Failure to establish and
maintain adequate finance infrastructure and accounting systems and controls could impair our ability to comply with the financial
reporting and internal controls requirements for publicly traded companies.
As a public
company, we operate in an increasingly demanding regulatory environment, including with respect to more complex accounting rules.
Company responsibilities required by the Sarbanes-Oxley Act of 2002, as amended, or the Sarbanes-Oxley Act, include establishing
and maintaining corporate oversight and adequate internal control over financial reporting and disclosure controls and procedures.
Effective internal controls are necessary for us to produce reliable financial reports and are important to help prevent financial
fraud.
Our compliance
with Section 404 of the Sarbanes-Oxley Act requires that we incur substantial accounting expense and expend significant management
efforts.
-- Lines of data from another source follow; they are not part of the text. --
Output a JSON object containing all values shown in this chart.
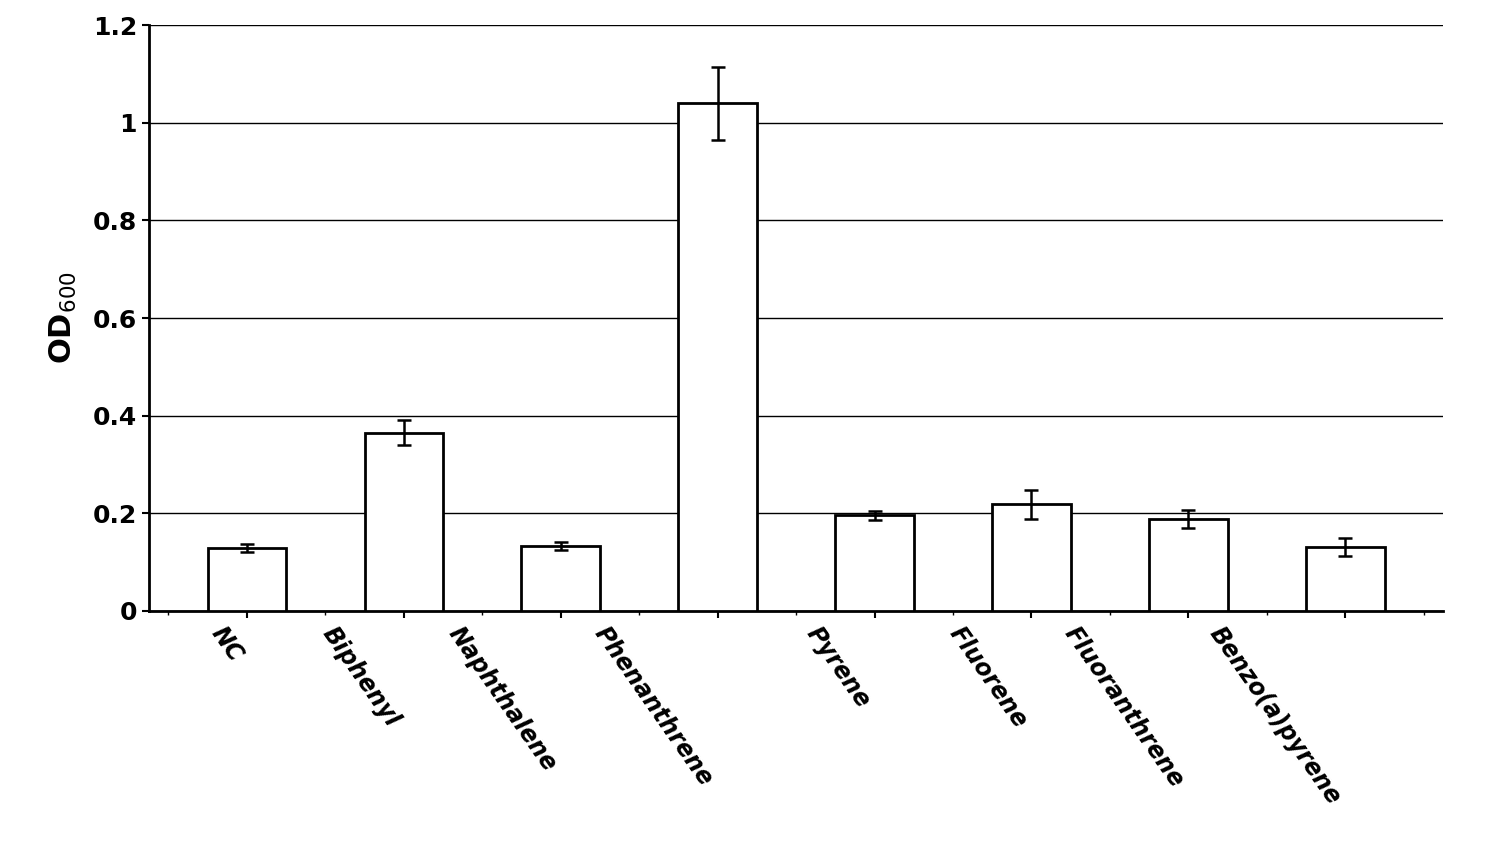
{
  "categories": [
    "NC",
    "Biphenyl",
    "Naphthalene",
    "Phenanthrene",
    "Pyrene",
    "Fluorene",
    "Fluoranthrene",
    "Benzo(a)pyrene"
  ],
  "values": [
    0.128,
    0.365,
    0.132,
    1.04,
    0.195,
    0.218,
    0.188,
    0.13
  ],
  "errors": [
    0.008,
    0.025,
    0.008,
    0.075,
    0.01,
    0.03,
    0.018,
    0.018
  ],
  "bar_color": "#ffffff",
  "bar_edgecolor": "#000000",
  "bar_linewidth": 2.0,
  "errorbar_color": "#000000",
  "errorbar_linewidth": 1.8,
  "errorbar_capsize": 5,
  "ylabel": "OD$_{600}$",
  "ylabel_fontsize": 22,
  "ylabel_fontweight": "bold",
  "ytick_fontsize": 18,
  "xtick_fontsize": 17,
  "ylim": [
    0,
    1.2
  ],
  "yticks": [
    0,
    0.2,
    0.4,
    0.6,
    0.8,
    1.0,
    1.2
  ],
  "ytick_labels": [
    "0",
    "0.2",
    "0.4",
    "0.6",
    "0.8",
    "1",
    "1.2"
  ],
  "grid_color": "#000000",
  "grid_linewidth": 1.0,
  "background_color": "#ffffff",
  "figsize": [
    14.88,
    8.48
  ],
  "dpi": 100,
  "bar_width": 0.5,
  "xlabel_rotation": -55,
  "spine_linewidth": 2.0
}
We complied with Section 404 at December 31, 2018 and 2017 and while our testing did not reveal any material weaknesses
in our internal controls, subsequent testing by our independent registered public accounting firm may reveal material weaknesses
in our internal controls that we would be required to remediate in a timely manner so as to be able to comply with the requirements
of Section 404 of the Sarbanes-Oxley Act each year. If we are not able to comply with the requirements of Section 404 of the Sarbanes-Oxley
Act in a timely manner each year, we could be subject to sanctions or investigations by the SEC, NYSE American or other regulatory
authorities which would require additional financial and management resources and could adversely affect the market price of our
common stock. Furthermore, if we cannot provide reliable financial reports or prevent fraud, our business and results of operations
could be harmed, and investors could lose confidence in our reported financial information.